Ses écrits profanes, à l’instar de ceux de ses contemporains andalous (Juda Halévi, Ibn Ezra…), sont savamment éludés aujourd’hui dans les centres d’étude, et pour cause !
Apprécié de (saint) Thomas d’Aquin, qui le considère comme une source d’inspiration au XIIIe siècle, son « Fons Vitae » (plus tard traduit en hébreu « Maqom ‘Hayyim », La Source de Vie) est accueilli tièdement par ses coreligionnaires dans son original arabe « Yanbû‘ al-‘ḥayât ».
Et il faudra attendre le XIXe siècle pour que le lien entre le poète mystique Shelomo ben Yehouda Ibn Gabirol et le philosophe Avicébron (ou encore Avencebrol) soit fait par l’orientaliste juif franco-allemand Salomon Munk (1803-1867).

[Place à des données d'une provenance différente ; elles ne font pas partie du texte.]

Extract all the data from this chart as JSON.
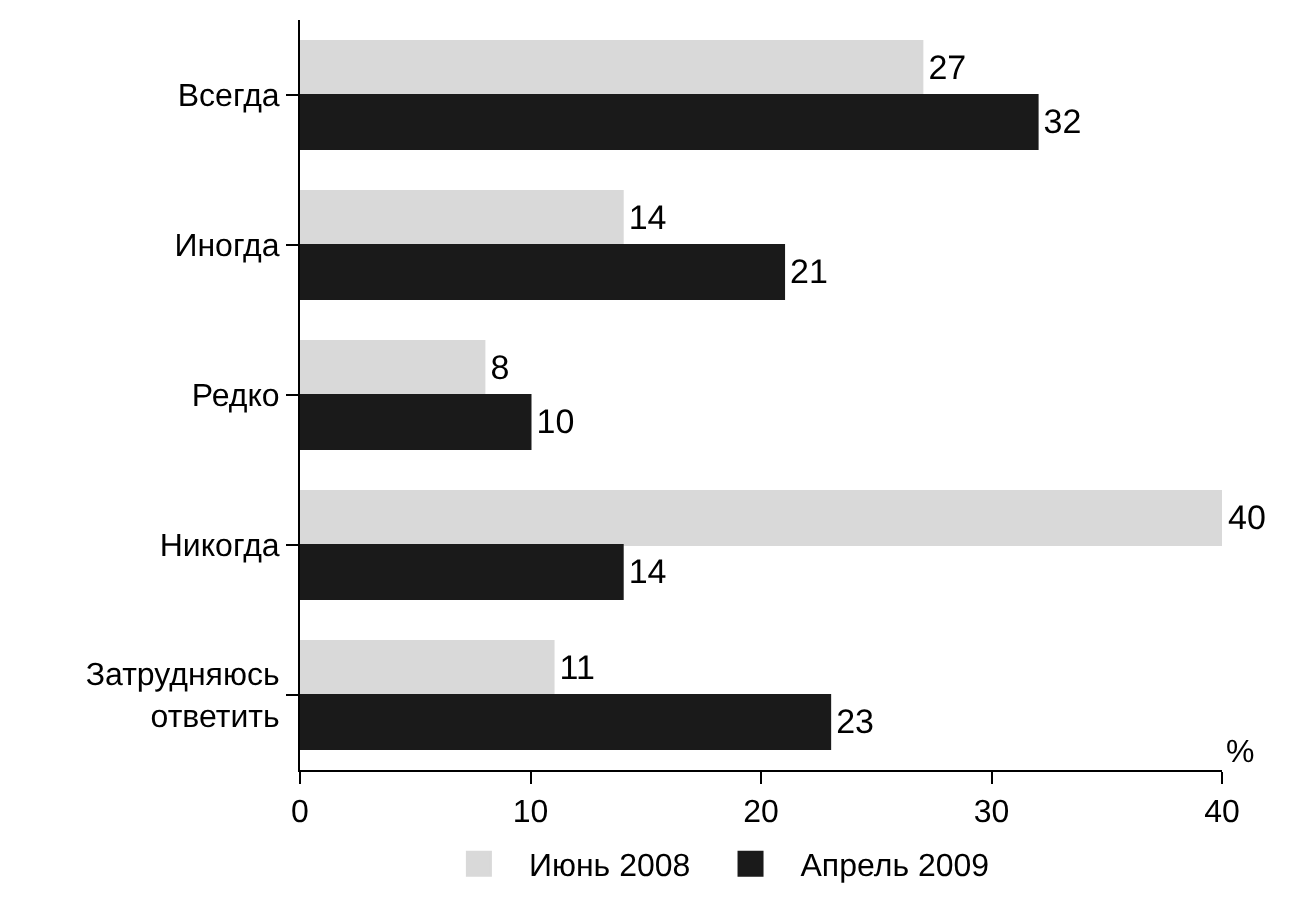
{
  "chart_data": {
    "type": "bar",
    "orientation": "horizontal",
    "categories": [
      "Всегда",
      "Иногда",
      "Редко",
      "Никогда",
      "Затрудняюсь ответить"
    ],
    "series": [
      {
        "name": "Июнь 2008",
        "color": "#d9d9d9",
        "values": [
          27,
          14,
          8,
          40,
          11
        ]
      },
      {
        "name": "Апрель 2009",
        "color": "#1a1a1a",
        "values": [
          32,
          21,
          10,
          14,
          23
        ]
      }
    ],
    "xlabel": "%",
    "xlim": [
      0,
      40
    ],
    "xticks": [
      0,
      10,
      20,
      30,
      40
    ],
    "data_labels": true,
    "legend": "bottom",
    "grid": false
  }
}
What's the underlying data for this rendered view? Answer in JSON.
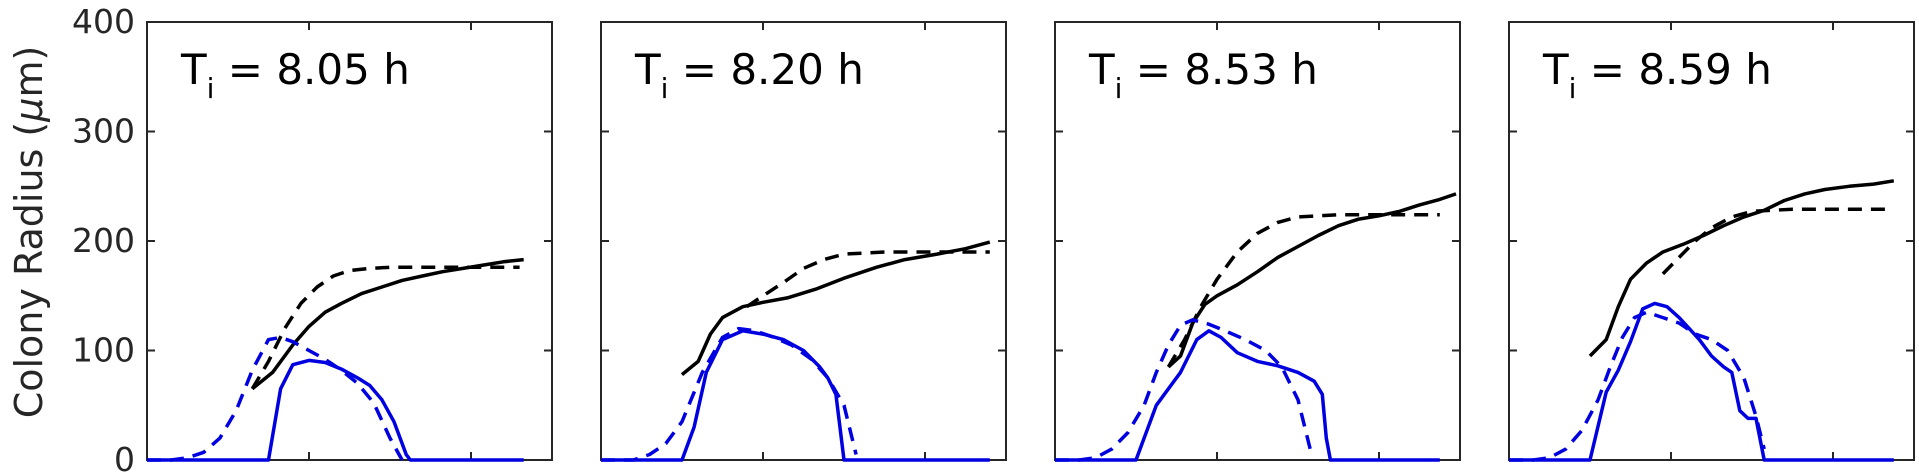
{
  "chart_data": [
    {
      "type": "line",
      "title_main": "T",
      "title_sub": "i",
      "title_rest": " = 8.05 h",
      "ylabel_text": "Colony Radius (",
      "ylabel_mu": "μ",
      "ylabel_unit": "m)",
      "ylim": [
        0,
        400
      ],
      "yticks": [
        "0",
        "100",
        "200",
        "300",
        "400"
      ],
      "xlim": [
        0,
        1
      ],
      "grid": false,
      "series": [
        {
          "color": "#000000",
          "style": "solid",
          "x": [
            0.26,
            0.31,
            0.36,
            0.4,
            0.44,
            0.48,
            0.53,
            0.58,
            0.63,
            0.68,
            0.73,
            0.78,
            0.83,
            0.88,
            0.93
          ],
          "y": [
            65,
            80,
            105,
            122,
            135,
            143,
            152,
            158,
            164,
            168,
            172,
            175,
            178,
            181,
            183
          ]
        },
        {
          "color": "#000000",
          "style": "dashed",
          "x": [
            0.26,
            0.3,
            0.34,
            0.38,
            0.42,
            0.46,
            0.5,
            0.55,
            0.6,
            0.7,
            0.8,
            0.92
          ],
          "y": [
            65,
            90,
            120,
            143,
            158,
            168,
            173,
            175,
            176,
            176,
            176,
            176
          ]
        },
        {
          "color": "#0000e0",
          "style": "solid",
          "x": [
            0.0,
            0.3,
            0.33,
            0.36,
            0.4,
            0.44,
            0.48,
            0.52,
            0.55,
            0.58,
            0.61,
            0.64,
            0.65,
            0.7,
            0.93
          ],
          "y": [
            0,
            0,
            65,
            87,
            91,
            89,
            83,
            75,
            68,
            55,
            35,
            5,
            0,
            0,
            0
          ]
        },
        {
          "color": "#0000e0",
          "style": "dashed",
          "x": [
            0.0,
            0.06,
            0.1,
            0.14,
            0.18,
            0.22,
            0.26,
            0.3,
            0.33,
            0.36,
            0.4,
            0.44,
            0.48,
            0.52,
            0.56,
            0.6,
            0.63
          ],
          "y": [
            0,
            0,
            2,
            7,
            20,
            45,
            82,
            110,
            112,
            108,
            100,
            92,
            82,
            70,
            52,
            20,
            0
          ]
        }
      ]
    },
    {
      "type": "line",
      "title_main": "T",
      "title_sub": "i",
      "title_rest": " = 8.20 h",
      "ylim": [
        0,
        400
      ],
      "xlim": [
        0,
        1
      ],
      "grid": false,
      "series": [
        {
          "color": "#000000",
          "style": "solid",
          "x": [
            0.2,
            0.24,
            0.27,
            0.3,
            0.35,
            0.4,
            0.46,
            0.53,
            0.6,
            0.68,
            0.75,
            0.83,
            0.9,
            0.96
          ],
          "y": [
            78,
            90,
            115,
            130,
            140,
            144,
            148,
            156,
            166,
            176,
            183,
            188,
            193,
            199
          ]
        },
        {
          "color": "#000000",
          "style": "dashed",
          "x": [
            0.36,
            0.4,
            0.45,
            0.5,
            0.55,
            0.6,
            0.7,
            0.8,
            0.96
          ],
          "y": [
            140,
            150,
            162,
            175,
            183,
            188,
            190,
            190,
            190
          ]
        },
        {
          "color": "#0000e0",
          "style": "solid",
          "x": [
            0.0,
            0.2,
            0.23,
            0.26,
            0.3,
            0.35,
            0.4,
            0.45,
            0.5,
            0.54,
            0.56,
            0.58,
            0.6,
            0.65,
            0.96
          ],
          "y": [
            0,
            0,
            30,
            80,
            110,
            118,
            115,
            110,
            100,
            85,
            75,
            60,
            0,
            0,
            0
          ]
        },
        {
          "color": "#0000e0",
          "style": "dashed",
          "x": [
            0.0,
            0.08,
            0.12,
            0.16,
            0.2,
            0.25,
            0.3,
            0.34,
            0.38,
            0.42,
            0.47,
            0.52,
            0.56,
            0.6,
            0.63
          ],
          "y": [
            0,
            0,
            5,
            15,
            35,
            80,
            112,
            120,
            118,
            113,
            105,
            92,
            75,
            50,
            5
          ]
        }
      ]
    },
    {
      "type": "line",
      "title_main": "T",
      "title_sub": "i",
      "title_rest": " = 8.53 h",
      "ylim": [
        0,
        400
      ],
      "xlim": [
        0,
        1
      ],
      "grid": false,
      "series": [
        {
          "color": "#000000",
          "style": "solid",
          "x": [
            0.28,
            0.31,
            0.34,
            0.37,
            0.4,
            0.45,
            0.5,
            0.55,
            0.6,
            0.65,
            0.7,
            0.75,
            0.8,
            0.85,
            0.9,
            0.95,
            0.99
          ],
          "y": [
            85,
            95,
            125,
            142,
            150,
            160,
            172,
            185,
            195,
            205,
            214,
            220,
            223,
            227,
            233,
            238,
            243
          ]
        },
        {
          "color": "#000000",
          "style": "dashed",
          "x": [
            0.28,
            0.32,
            0.36,
            0.4,
            0.45,
            0.5,
            0.55,
            0.6,
            0.65,
            0.7,
            0.8,
            0.95
          ],
          "y": [
            85,
            110,
            140,
            165,
            190,
            207,
            217,
            222,
            223,
            224,
            224,
            224
          ]
        },
        {
          "color": "#0000e0",
          "style": "solid",
          "x": [
            0.0,
            0.1,
            0.2,
            0.25,
            0.28,
            0.31,
            0.35,
            0.38,
            0.41,
            0.45,
            0.5,
            0.55,
            0.6,
            0.64,
            0.66,
            0.67,
            0.68,
            0.95
          ],
          "y": [
            0,
            0,
            0,
            50,
            65,
            80,
            110,
            118,
            112,
            98,
            90,
            86,
            80,
            72,
            60,
            20,
            0,
            0
          ]
        },
        {
          "color": "#0000e0",
          "style": "dashed",
          "x": [
            0.0,
            0.06,
            0.1,
            0.14,
            0.18,
            0.22,
            0.25,
            0.28,
            0.31,
            0.34,
            0.38,
            0.42,
            0.47,
            0.52,
            0.56,
            0.6,
            0.63
          ],
          "y": [
            0,
            0,
            2,
            10,
            25,
            50,
            80,
            105,
            123,
            128,
            124,
            118,
            110,
            100,
            85,
            55,
            10
          ]
        }
      ]
    },
    {
      "type": "line",
      "title_main": "T",
      "title_sub": "i",
      "title_rest": " = 8.59 h",
      "ylim": [
        0,
        400
      ],
      "xlim": [
        0,
        1
      ],
      "grid": false,
      "series": [
        {
          "color": "#000000",
          "style": "solid",
          "x": [
            0.2,
            0.24,
            0.27,
            0.3,
            0.34,
            0.38,
            0.43,
            0.48,
            0.53,
            0.58,
            0.63,
            0.68,
            0.73,
            0.78,
            0.84,
            0.9,
            0.95
          ],
          "y": [
            95,
            110,
            140,
            165,
            180,
            190,
            197,
            205,
            214,
            222,
            228,
            237,
            243,
            247,
            250,
            252,
            255
          ]
        },
        {
          "color": "#000000",
          "style": "dashed",
          "x": [
            0.38,
            0.42,
            0.46,
            0.5,
            0.55,
            0.6,
            0.7,
            0.8,
            0.95
          ],
          "y": [
            170,
            185,
            200,
            212,
            222,
            227,
            229,
            229,
            229
          ]
        },
        {
          "color": "#0000e0",
          "style": "solid",
          "x": [
            0.0,
            0.2,
            0.24,
            0.27,
            0.3,
            0.33,
            0.36,
            0.39,
            0.42,
            0.45,
            0.47,
            0.5,
            0.53,
            0.55,
            0.57,
            0.59,
            0.61,
            0.63,
            0.65,
            0.95
          ],
          "y": [
            0,
            0,
            62,
            82,
            108,
            138,
            143,
            140,
            130,
            118,
            110,
            95,
            85,
            80,
            45,
            38,
            38,
            0,
            0,
            0
          ]
        },
        {
          "color": "#0000e0",
          "style": "dashed",
          "x": [
            0.0,
            0.06,
            0.1,
            0.14,
            0.18,
            0.22,
            0.25,
            0.28,
            0.31,
            0.34,
            0.38,
            0.42,
            0.46,
            0.5,
            0.54,
            0.58,
            0.61,
            0.63
          ],
          "y": [
            0,
            0,
            2,
            10,
            27,
            55,
            85,
            112,
            130,
            135,
            130,
            125,
            115,
            110,
            100,
            75,
            40,
            10
          ]
        }
      ]
    }
  ]
}
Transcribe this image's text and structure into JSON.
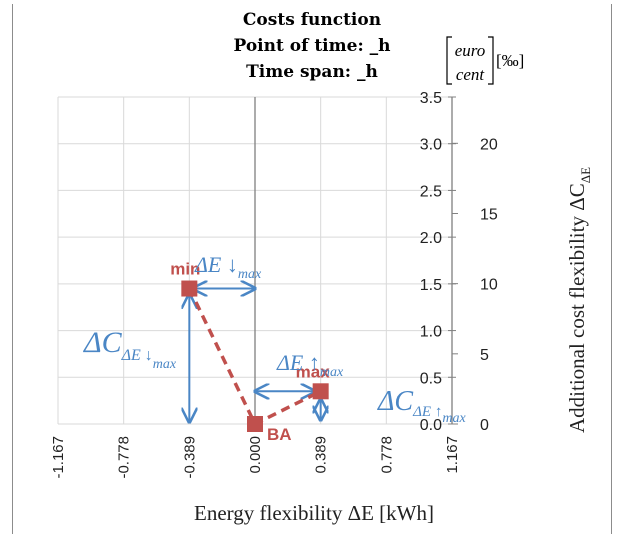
{
  "chart_data": {
    "type": "scatter",
    "title_lines": [
      "Costs function",
      "Point of time:  _h",
      "Time span:  _h"
    ],
    "x_ticks": [
      "-1.167",
      "-0.778",
      "-0.389",
      "0.000",
      "0.389",
      "0.778",
      "1.167"
    ],
    "xlim": [
      -1.167,
      1.167
    ],
    "xlabel": "Energy flexibility ΔE [kWh]",
    "y_ticks_left": [
      "0.0",
      "0.5",
      "1.0",
      "1.5",
      "2.0",
      "2.5",
      "3.0",
      "3.5"
    ],
    "ylim_left": [
      0,
      3.5
    ],
    "y_ticks_right": [
      "0",
      "5",
      "10",
      "15",
      "20"
    ],
    "ylim_right": [
      0,
      23.3
    ],
    "ylabel_right": "Additional cost flexibility ΔC",
    "ylabel_right_sub": "ΔE",
    "unit_top": "euro",
    "unit_bottom": "cent",
    "unit_permille": "[‰]",
    "points": [
      {
        "label": "min",
        "x": -0.389,
        "y": 1.45
      },
      {
        "label": "BA",
        "x": 0.0,
        "y": 0.0
      },
      {
        "label": "max",
        "x": 0.389,
        "y": 0.35
      }
    ],
    "grid": true,
    "colors": {
      "points": "#c0504d",
      "arrows": "#4a86c5",
      "grid": "#d9d9d9",
      "axis": "#808080"
    },
    "annotations": {
      "dE_down": "ΔE ↓",
      "dE_down_sub": "max",
      "dE_up": "ΔE ↑",
      "dE_up_sub": "max",
      "dC_down": "ΔC",
      "dC_down_sub": "ΔE ↓",
      "dC_down_subsub": "max",
      "dC_up": "ΔC",
      "dC_up_sub": "ΔE ↑",
      "dC_up_subsub": "max"
    }
  }
}
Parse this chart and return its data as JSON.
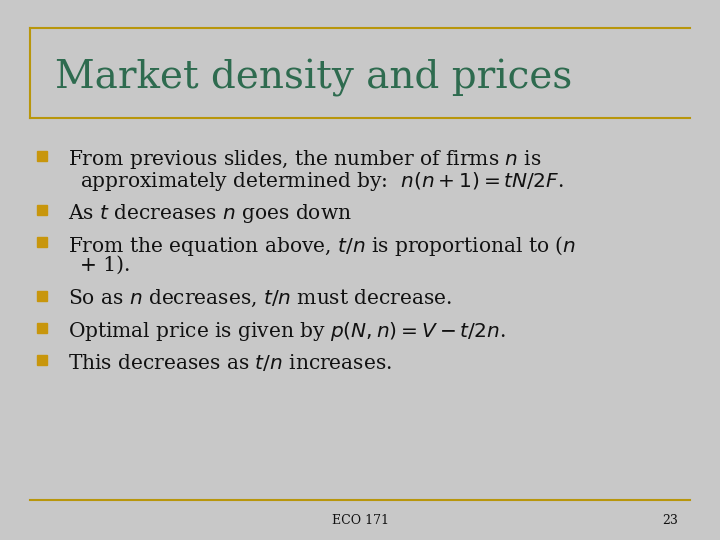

D’abord protégé par un ministre juif du taïfa de Saragosse – auquel il dédiera une remarquable élégie – Salomon ibn Gabirol trouve, au sommet de son art, un mécène de renom en la personne de Samuel ibn Nagrela.
Ce dernier, connu dans les yeshivoth, comme l’un des plus brillants talmudistes et grammairiens du judaïsme espagnol médiéval, est également le vizir du royaume musulman de Grenade.
Bien que bénéficiaire de ses largesses, Ibn Gabirol, qui a déjà été chassé de Saragosse, finira par se brouiller avec le naggid de Grenade et laissera à la postérité quelques textes d’une ironie cinglante à son endroit.
On voit donc ici se dessiner un auteur aux facettes multiples, aux contours ambivalents, loin de l’image souvent apologétique qui est faite de lui dans les cercles rabbiniques.
Grand connaisseur de l’hébreu biblique, il emprunte au monde arabe environnant ses images et expressions, ainsi que le style poétique arabe de la qasîda.
Les thèmes, eux, sont tirés de la Bible et du midrash, avec une orientation souvent mystique.
Composés en l’honneur de ses riches protecteurs, ses panégyriques et sa philosophie ont des accents néo-platoniciens.
L’âme y transcende le corps et lui survit. Aussi faut-il la préserver des vanités du monde terrestre pour les temps messianiques.
Sa croyance en l’au-delà n’a en effet d’égal que son amour pour le peuple d’Israël, appelé à un glorieux destin.
Visiblement influencé par le Sefer Yetsirah, une œuvre mystique attribuée au grand maître de la Mishna Rabbi Aqiva (IIe siècle), il passe parfois pour un précurseur de la kabbale médiévale.
De sa poésie religieuse, on retiendra le magnifique piyyouth Sha’har Avaqeshkha (A l’aube, je te scrute) introduit dans la liturgie juive nord-africaine des fêtes, ainsi que le célèbre antiphone à la gloire de Dieu Adon ‘Olam (Seigneur du Monde), entonné par les communautés ashkénazes en clôture des offices du shabbat matin.